Heat Balance The ideal calorimeter contained water at a temperature of 10 ° C. A body with a temperature

Heat Balance The ideal calorimeter contained water at a temperature of 10 ° C. A body with a temperature of 100 ° C was placed in the water.
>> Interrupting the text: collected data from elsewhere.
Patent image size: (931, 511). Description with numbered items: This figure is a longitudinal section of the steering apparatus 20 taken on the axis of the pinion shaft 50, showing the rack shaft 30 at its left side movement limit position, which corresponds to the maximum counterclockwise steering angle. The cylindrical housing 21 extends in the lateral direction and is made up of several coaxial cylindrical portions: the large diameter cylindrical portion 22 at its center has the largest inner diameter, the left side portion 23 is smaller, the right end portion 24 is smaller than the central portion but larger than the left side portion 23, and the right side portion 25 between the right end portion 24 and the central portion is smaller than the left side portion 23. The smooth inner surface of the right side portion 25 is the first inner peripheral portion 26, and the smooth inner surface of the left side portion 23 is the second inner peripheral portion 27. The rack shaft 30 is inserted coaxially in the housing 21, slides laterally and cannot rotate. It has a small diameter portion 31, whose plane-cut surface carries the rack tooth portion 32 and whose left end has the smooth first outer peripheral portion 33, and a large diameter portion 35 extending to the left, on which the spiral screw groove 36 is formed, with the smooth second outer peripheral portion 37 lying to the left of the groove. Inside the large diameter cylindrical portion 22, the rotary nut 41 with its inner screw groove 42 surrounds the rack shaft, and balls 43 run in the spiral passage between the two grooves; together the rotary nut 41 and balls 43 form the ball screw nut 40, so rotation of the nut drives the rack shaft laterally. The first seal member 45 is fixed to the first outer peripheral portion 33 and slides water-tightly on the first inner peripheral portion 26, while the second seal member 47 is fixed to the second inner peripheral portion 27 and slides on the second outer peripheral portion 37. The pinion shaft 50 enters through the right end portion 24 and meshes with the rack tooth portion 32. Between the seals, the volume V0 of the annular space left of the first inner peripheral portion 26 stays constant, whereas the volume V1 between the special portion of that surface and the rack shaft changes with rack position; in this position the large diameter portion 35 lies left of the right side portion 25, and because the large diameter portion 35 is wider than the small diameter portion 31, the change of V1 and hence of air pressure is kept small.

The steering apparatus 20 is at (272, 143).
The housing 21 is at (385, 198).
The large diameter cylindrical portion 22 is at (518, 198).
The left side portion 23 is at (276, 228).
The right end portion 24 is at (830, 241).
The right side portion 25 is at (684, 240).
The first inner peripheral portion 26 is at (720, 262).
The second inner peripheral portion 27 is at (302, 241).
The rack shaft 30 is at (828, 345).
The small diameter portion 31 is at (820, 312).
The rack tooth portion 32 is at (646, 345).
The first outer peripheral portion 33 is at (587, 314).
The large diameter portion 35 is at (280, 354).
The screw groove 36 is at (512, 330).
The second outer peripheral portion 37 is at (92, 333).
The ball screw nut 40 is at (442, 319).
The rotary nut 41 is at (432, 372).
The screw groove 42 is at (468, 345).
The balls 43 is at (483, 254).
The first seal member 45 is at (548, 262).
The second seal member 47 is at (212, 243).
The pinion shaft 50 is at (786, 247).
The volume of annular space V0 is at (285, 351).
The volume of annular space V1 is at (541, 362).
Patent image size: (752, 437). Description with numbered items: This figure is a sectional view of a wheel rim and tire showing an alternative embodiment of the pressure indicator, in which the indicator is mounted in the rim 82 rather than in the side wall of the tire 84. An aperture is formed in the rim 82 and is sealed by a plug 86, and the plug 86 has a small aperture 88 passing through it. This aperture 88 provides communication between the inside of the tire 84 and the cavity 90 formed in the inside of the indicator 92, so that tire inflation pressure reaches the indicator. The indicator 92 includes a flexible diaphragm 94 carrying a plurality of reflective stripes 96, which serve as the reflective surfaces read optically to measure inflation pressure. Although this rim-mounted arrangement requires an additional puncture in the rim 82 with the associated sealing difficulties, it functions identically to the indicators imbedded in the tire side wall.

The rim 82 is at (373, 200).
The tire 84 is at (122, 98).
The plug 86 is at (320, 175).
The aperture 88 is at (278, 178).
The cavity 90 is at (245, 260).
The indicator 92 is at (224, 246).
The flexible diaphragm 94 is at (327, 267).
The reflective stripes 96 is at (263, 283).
After a while, the calorimeter reached a temperature of 40 ° C. What will be the equilibrium temperature in the calorimeter if one more body of the same with a temperature of 100 ° C is placed in it, without removing the first one?

Task data: tv (initial water temperature) = 100 ºС; tт (temperature of two bodies taken) = 100 ºС; tр (first equilibrium temperature) = 40 ºС.

The first heat balance equation: St * mt * (tt – tp) = Sv * mw * (tr – tb), whence St * mt / Sv * mw = (tr – tb) / (tt – tr).

The second heat balance equation: St * 2 * mt * (tt – tx) = Sv * mw * (tx – tv), whence St * mt / Sv * mw = (tx – tv) / (2 * (tt – tx) ).

The resulting equality: (tp – tb) / (tt – tp) = (tx – tb) / (2 * (tt – tx)).

2 * (tт – tх) * (tр – tв) = (tт – tв) * (tх – tв).

Substitute the known values: 2 * (100 – tx) * (40 – 10) = (100 – 40) * (tx – 10).

2 * (100 – tx) * 30 = 60 * (tx – 10).

60 * (100 – tx) = 60tx – 600.

6000 – 60tx * 30 = 60tx – 600.

120tx = 6600.

tх = 6600/120 = 55 ºС.

Answer: The second equilibrium temperature is 55 ºС.